Performance Considerations

When running DeepSeek-R1 on Ollama, consider these performance optimizations:

Hardware Requirements: DeepSeek-R1 (6.7B parameters) works best with at least 16GB of RAM and a GPU with 8GB+ VRAM.
Quantization: Use quantized versions for better performance on consumer hardware: bashCopyollama pull deepseek-r1:6.7b-q4_K_M
Chunk Size Tuning: Experiment with different chunk sizes (500-1500 tokens) based on your document type.
Embeddings Model: The default all-MiniLM-L6-v2 model offers a good balance of performance and accuracy, but for specialized domains, consider using domain-specific embedding models.

Advanced Features

To enhance the system further, consider implementing these advanced features:

Conversational Memory: Add session-based history to maintain context across multiple queries.
Document Metadata Filtering: Add filtering capabilities to search within specific documents or document types.
Query Reformulation: Use DeepSeek-R1 to reformulate complex queries into more effective search queries.
Hybrid Search: Combine dense vector retrieval with sparse retrieval (BM25) for better results.

Conclusion

This technical deep dive has demonstrated how to build a complete RAG agent using DeepSeek-R1 and Ollama.
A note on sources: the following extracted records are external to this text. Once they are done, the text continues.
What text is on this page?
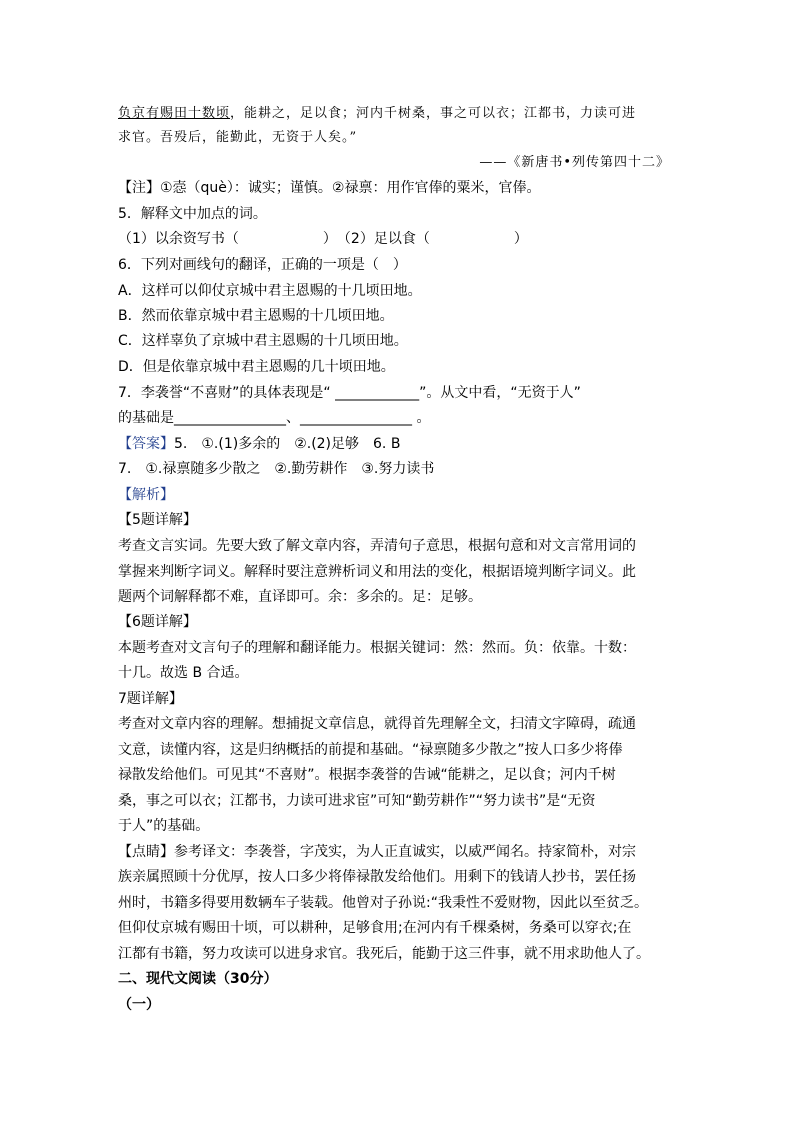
负京有赐田十数顷，能耕之，足以食；河内千树桑，事之可以衣；江都书，力读可进
求官。吾殁后，能勤此，无资于人矣。”
——《新唐书•列传第四十二》
【注】①悫（què）：诚实；谨慎。②禄禀：用作官俸的粟米，官俸。
5．解释文中加点的词。
（1）以余资写书（　　　　　　）　（2）足以食（　　　　　　）
6．下列对画线句的翻译，正确的一项是（　）
A．这样可以仰仗京城中君主恩赐的十几顷田地。
B．然而依靠京城中君主恩赐的十几顷田地。
C．这样辜负了京城中君主恩赐的十几顷田地。
D．但是依靠京城中君主恩赐的几十顷田地。
7．李袭誉“不喜财”的具体表现是“ ____________”。从文中看，“无资于人”
的基础是________________、________________ 。
【答案】5.　①.(1)多余的　②.(2)足够　6. B
7.　①.禄禀随多少散之　②.勤劳耕作　③.努力读书
【解析】
【5题详解】
考查文言实词。先要大致了解文章内容，弄清句子意思，根据句意和对文言常用词的
掌握来判断字词义。解释时要注意辨析词义和用法的变化，根据语境判断字词义。此
题两个词解释都不难，直译即可。余：多余的。足：足够。
【6题详解】
本题考查对文言句子的理解和翻译能力。根据关键词：然：然而。负：依靠。十数：
十几。故选 B 合适。
7题详解】
考查对文章内容的理解。想捕捉文章信息，就得首先理解全文，扫清文字障碍，疏通
文意，读懂内容，这是归纳概括的前提和基础。“禄禀随多少散之”按人口多少将俸
禄散发给他们。可见其“不喜财”。根据李袭誉的告诫“能耕之，足以食；河内千树
桑，事之可以衣；江都书，力读可进求宦”可知“勤劳耕作”“努力读书”是“无资
于人”的基础。
【点睛】参考译文：李袭誉，字茂实，为人正直诚实，以威严闻名。持家简朴，对宗
族亲属照顾十分优厚，按人口多少将俸禄散发给他们。用剩下的钱请人抄书，罢任扬
州时，书籍多得要用数辆车子装载。他曾对子孙说:“我秉性不爱财物，因此以至贫乏。
但仰仗京城有赐田十顷，可以耕种，足够食用;在河内有千棵桑树，务桑可以穿衣;在
江都有书籍，努力攻读可以进身求官。我死后，能勤于这三件事，就不用求助他人了。
二、现代文阅读（30分）
（一）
The implementation provides a powerful, locally-deployed solution for knowledge retrieval and generation with high accuracy and control.

The system is modular and can be easily extended or modified to suit specific use cases, from customer support to research assistance. By using DeepSeek-R1’s strong reasoning capabilities together with effective retrieval techniques, we can create knowledge systems that provide accurate, contextual responses without hallucination.